The outpouring of unrestrained anti-Semitic brutality and sadism that the world would come to know as
Kristallnacht
shattered overnight the hopes of those such as Joseph P. Kennedy who, in the weeks following Munich, had believed that the time was propitious for negotiating a comprehensive settlement with Hitler that included provision for the emigration of Germany’s Jews. “The Munich pact . . . now seemed to be a mockery of the notion ‘peace in our time,’” historian Deborah Lipstadt has written. “For the first time since the Nazi accession to power a nationwide anti-Semitic action had taken place in full public view.”
27
The events of
Kristallnacht
on November 9 and 10 were not the first acts of unprovoked violence against Jews in Germany or Austria, but never had that violence been so widespread, so obviously coordinated and state-sanctioned, so violent, so effective. German and Austrian Jews, men, women, children, and the elderly, were beaten, their homes vandalized, their shops broken into, their synagogues destroyed, many burned to the ground. “The only immediate aim,” Saul Friedländer has concluded, “was to hurt the Jews as badly as the circumstances allowed, by all possible means: to hurt them and to humiliate them.” It was hoped and expected that, terrified by the violence, their possessions and economic resources plundered, Germany’s Jews would not only acquiesce but actively participate in their own removal.
28
The policy of appeasement that Chamberlain had, to Kennedy’s mind, pursued successfully to this point had been based on the expectation that the Germans would fulfill their side of the bargain. In return for being permitted to annex Austria and the Sudetenland without a shot fired, they would eschew aggression, abide by their treaty obligations, and, in short, behave like a “civilized” nation.
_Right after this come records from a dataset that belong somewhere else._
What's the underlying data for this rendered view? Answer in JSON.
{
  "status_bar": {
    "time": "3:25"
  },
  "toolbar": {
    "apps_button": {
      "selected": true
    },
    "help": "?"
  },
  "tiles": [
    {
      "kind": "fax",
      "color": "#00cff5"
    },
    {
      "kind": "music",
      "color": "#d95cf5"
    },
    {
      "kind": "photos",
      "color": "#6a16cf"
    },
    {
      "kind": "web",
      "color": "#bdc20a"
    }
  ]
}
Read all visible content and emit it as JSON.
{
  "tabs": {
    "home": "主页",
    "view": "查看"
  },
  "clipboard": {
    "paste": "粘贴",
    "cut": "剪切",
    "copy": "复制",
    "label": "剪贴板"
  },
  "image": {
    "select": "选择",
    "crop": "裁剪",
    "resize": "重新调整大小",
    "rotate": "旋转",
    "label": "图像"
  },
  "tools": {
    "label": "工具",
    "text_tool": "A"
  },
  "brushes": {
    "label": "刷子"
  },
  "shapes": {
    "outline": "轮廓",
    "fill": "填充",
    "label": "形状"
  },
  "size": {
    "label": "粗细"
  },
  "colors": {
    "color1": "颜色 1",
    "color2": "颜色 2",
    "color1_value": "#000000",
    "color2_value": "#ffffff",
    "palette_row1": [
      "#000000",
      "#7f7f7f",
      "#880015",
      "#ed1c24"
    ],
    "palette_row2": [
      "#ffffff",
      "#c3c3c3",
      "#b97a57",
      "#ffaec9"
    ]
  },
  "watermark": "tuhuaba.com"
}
All that had been called into question by the brutal excesses of
Kristallnacht
. “I am hopeful that something can be worked out, but this last drive on the Jews,” Kennedy wrote Charles Lindbergh just days after
Kristallnacht,
“has really made the most ardent hopers for peace very sick at heart. . . . It is more and more difficult for those seeking peaceful solutions to advocate any plan when the papers are filled with such horror. So much is lost when so much could be gained.”